A team of campus researchers is measuring the relative levels of diesel truck emissions passing through Berkeley’s Caldecott Tunnel in an effort to determine the effectiveness of California’s new emissions requirements.
The researchers, a group of scientists from the campus’s Lawrence Berkeley National Laboratory, have been using a set of cameras, monitors and a research van to gather data that describe the amounts of relative gases and diesel particulate matter emitted by the large trucks.
“We bring a bunch of air pollution analyzers we have in a research van,” said Thomas Kirchstetter, principal investigator for the project, who is also a scientist at the lab and an associate adjunct professor at UC Berkeley. “It’s a mobile laboratory.”

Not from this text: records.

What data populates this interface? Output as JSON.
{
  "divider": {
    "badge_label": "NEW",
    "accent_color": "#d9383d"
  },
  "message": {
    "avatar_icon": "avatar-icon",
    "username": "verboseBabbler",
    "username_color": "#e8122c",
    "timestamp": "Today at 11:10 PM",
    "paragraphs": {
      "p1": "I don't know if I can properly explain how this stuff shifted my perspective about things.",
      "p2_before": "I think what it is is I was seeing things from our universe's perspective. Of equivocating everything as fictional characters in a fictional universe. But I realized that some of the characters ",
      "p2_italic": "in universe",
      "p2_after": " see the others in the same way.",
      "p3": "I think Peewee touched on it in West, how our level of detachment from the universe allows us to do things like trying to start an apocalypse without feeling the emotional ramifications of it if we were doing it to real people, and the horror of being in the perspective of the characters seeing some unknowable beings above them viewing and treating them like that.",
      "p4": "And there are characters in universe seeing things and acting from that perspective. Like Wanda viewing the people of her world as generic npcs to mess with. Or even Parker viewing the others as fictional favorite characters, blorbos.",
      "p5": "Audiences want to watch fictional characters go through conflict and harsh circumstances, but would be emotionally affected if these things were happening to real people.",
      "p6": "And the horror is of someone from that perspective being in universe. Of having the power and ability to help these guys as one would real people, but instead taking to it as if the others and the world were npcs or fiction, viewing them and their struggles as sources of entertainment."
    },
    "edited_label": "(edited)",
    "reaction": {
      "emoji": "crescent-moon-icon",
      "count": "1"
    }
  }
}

The study, sponsored by California’s Air Resources Board, or ARB, follows the Truck and Bus Regulation enacted by the state in 2008. The regulation requires the owners of diesel trucks and buses to either upgrade their engines to newer models or replace their filters according to their weight.
Filled with computers and an equipment rack, the van is parked at the Caldecott Tunnel entrance, where a hanging sample line connects from the van to the ceiling of the tunnel. According to Kirchstetter, when trucks with vertical stacks pass through, a fan sucks the exhaust into the sample line.
“Basically, we are sucking in the exhaust that truck has just emitted,” Kirchstetter said. “From those measurements, we can estimate emission rates.”
Robert Harley, a co-principal investigator on the research team as well as a campus professor of civil and environmental engineering, said the project measures both gases and particles using what he calls “first-response techniques” because the vehicles are moving targets.
In addition to measuring emissions, the researchers have cameras set up to identify and track individual trucks by license plate number, which are cross-checked with the ARB to determine what kind of engine and filter the vehicle has.
ARB spokesperson Karen Caesar said one of the board’s goals with the implementation of the Truck and Bus Regulation was to have California’s diesel emissions reduced by 85 percent by 2020.
The regulation was one of a few enacted after a state scientific review panel identified diesel exhaust as a toxic contaminant in 1998. The report identified a link between diesel emissions and cancer, and the state was required to address the risk, Caesar said.
Through the study, researchers and stakeholders are trying to determine the extent to which this policy change concerning emissions standards affects real-world emissions in California, according to Kirchstetter.
“(It’s) very cool work,” Kirchstetter said. “It’s nice to put a lot of effort into something that sort of has immediate practical value.”